L’esperimento condotto da uno dei più importanti operatori del settore non è tuttavia una novità assoluta, dato che la Trans World Entertainment aveva già provato a difendere le proprie quote di mercato attraverso una simile strategia.

Le vendite di compact disc negli Stati Uniti continuano intanto a diminuire, come fanno oramai con costanza fin dal 2000; nel solo 2009, i ricavi da vendite dei supporti musicali “fisici” sono diminuite del 15% su base annua, e anche per il 2010 si prevede un decremento di simile entità.

Stando ai vertici societari di Universal Music, tuttavia, con dei prezzi così convenienti le persone saranno indotte ad acquistare un maggior volume di compact disc, consentendo così alla compagnia di supportare il business legato a tale divisione.
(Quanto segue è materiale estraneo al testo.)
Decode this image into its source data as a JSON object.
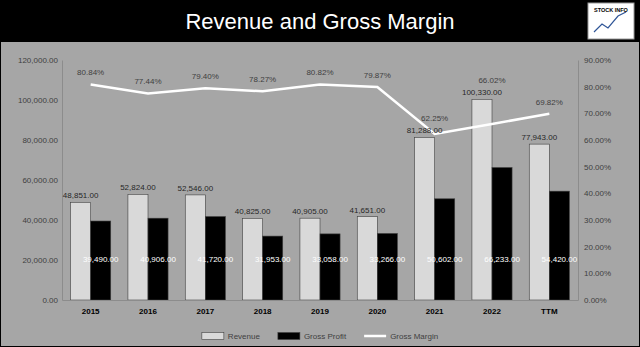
{
  "chart_data": {
    "type": "bar",
    "title": "Revenue and Gross Margin",
    "annotations": [
      "STOCK INFO"
    ],
    "categories": [
      "2015",
      "2016",
      "2017",
      "2018",
      "2019",
      "2020",
      "2021",
      "2022",
      "TTM"
    ],
    "series": [
      {
        "name": "Revenue",
        "type": "bar",
        "color": "#d9d9d9",
        "values": [
          48851,
          52824,
          52546,
          40825,
          40905,
          41651,
          81288,
          100330,
          77943
        ],
        "value_labels": [
          "48,851.00",
          "52,824.00",
          "52,546.00",
          "40,825.00",
          "40,905.00",
          "41,651.00",
          "81,288.00",
          "100,330.00",
          "77,943.00"
        ]
      },
      {
        "name": "Gross Profit",
        "type": "bar",
        "color": "#000000",
        "values": [
          39490,
          40906,
          41720,
          31953,
          33058,
          33266,
          50602,
          66233,
          54420
        ],
        "value_labels": [
          "39,490.00",
          "40,906.00",
          "41,720.00",
          "31,953.00",
          "33,058.00",
          "33,266.00",
          "50,602.00",
          "66,233.00",
          "54,420.00"
        ]
      },
      {
        "name": "Gross Margin",
        "type": "line",
        "color": "#ffffff",
        "axis": "y2",
        "values": [
          80.84,
          77.44,
          79.4,
          78.27,
          80.82,
          79.87,
          62.25,
          66.02,
          69.82
        ],
        "value_labels": [
          "80.84%",
          "77.44%",
          "79.40%",
          "78.27%",
          "80.82%",
          "79.87%",
          "62.25%",
          "66.02%",
          "69.82%"
        ]
      }
    ],
    "ylim": [
      0,
      120000
    ],
    "yticks": [
      {
        "value": 0,
        "label": "0.00"
      },
      {
        "value": 20000,
        "label": "20,000.00"
      },
      {
        "value": 40000,
        "label": "40,000.00"
      },
      {
        "value": 60000,
        "label": "60,000.00"
      },
      {
        "value": 80000,
        "label": "80,000.00"
      },
      {
        "value": 100000,
        "label": "100,000.00"
      },
      {
        "value": 120000,
        "label": "120,000.00"
      }
    ],
    "y2lim": [
      0,
      90
    ],
    "y2ticks": [
      {
        "value": 0,
        "label": "0.00%"
      },
      {
        "value": 10,
        "label": "10.00%"
      },
      {
        "value": 20,
        "label": "20.00%"
      },
      {
        "value": 30,
        "label": "30.00%"
      },
      {
        "value": 40,
        "label": "40.00%"
      },
      {
        "value": 50,
        "label": "50.00%"
      },
      {
        "value": 60,
        "label": "60.00%"
      },
      {
        "value": 70,
        "label": "70.00%"
      },
      {
        "value": 80,
        "label": "80.00%"
      },
      {
        "value": 90,
        "label": "90.00%"
      }
    ],
    "grid": false,
    "legend": "bottom",
    "data_labels": true
  }
}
Per raggiungere questo obiettivo, Universal Music ha già concluso alcuni accordi di distribuzione con alcune tra le principali aziende presenti negli Stati Uniti, come Wal-Mart e Best Buy, assicurando a queste ultime un margine del 25% sul prezzo all’ingrosso.

Non è infine ancora noto se, e per quanto tempo, questo esperimento verrà esteso anche al resto dei mercati internazionali in cui la società di Vivendi opera.